The first step to automating is getting our latest git tag, cutting it down from vMajor.Minor.Revision to vMajor, and injecting that into our build process. The simplest way to do this is something along the lines of this: git describe --abbrev=0 --tags | cut -d'.' -f1.

Now that we have our latest git tag we save it as a variable in our automation software of choice and inject it into the build with go build -ldfags "-X main.APIVersion=${gitTagVersion}".

From here we have our API versioned, built to use /[apiVersion]/... for our endpoint URLs, and now it can be deployed.

Conclusion

We now have an RESTful API with automated versioning based on tags in our code revisioning system, and build process that ensures backwards compatibility.

There are a couple of caveats though, for example once you break compatibility and bump the vMajor version of a git tag you can’t edit a previous version on the main branch of the repository.
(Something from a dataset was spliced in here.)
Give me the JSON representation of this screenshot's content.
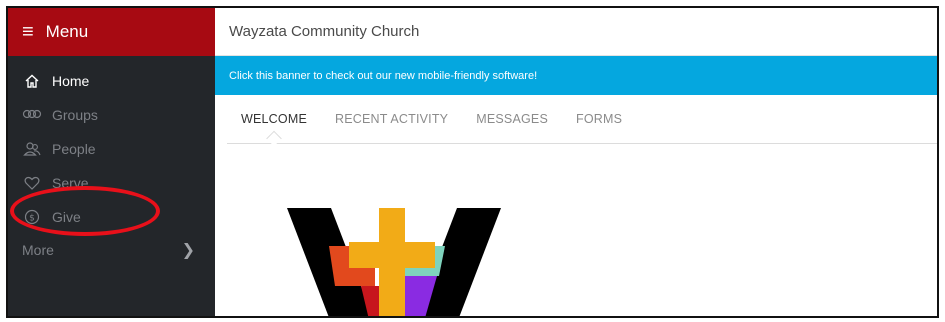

So for example once we went from v1.0.3 to v2.0.0 we couldn’t go back and create a v1.0.4. To do this we would need to create a new branch off the commit that v1.0.3 references, make our changes, and create a tag there for v1.0.4. This isn’t a huge issue since once the major version is bumped up there should be minimal work put into the legacy version, but it is something to be aware of.

Another caveat is you can’t run multiple versions of the API from the same address and port, this is because only one service can listen on a port at a time. To get around this your CI/CD pipeline should include a loadbalancer that passes traffic based on the /vMajor/ portion of the URL. For local testing you can setup a very lightweight nginx service, run the versions on different ports, and have nginx load balance from localhost:80 based on the request URL and send it to the ports your services are listening on.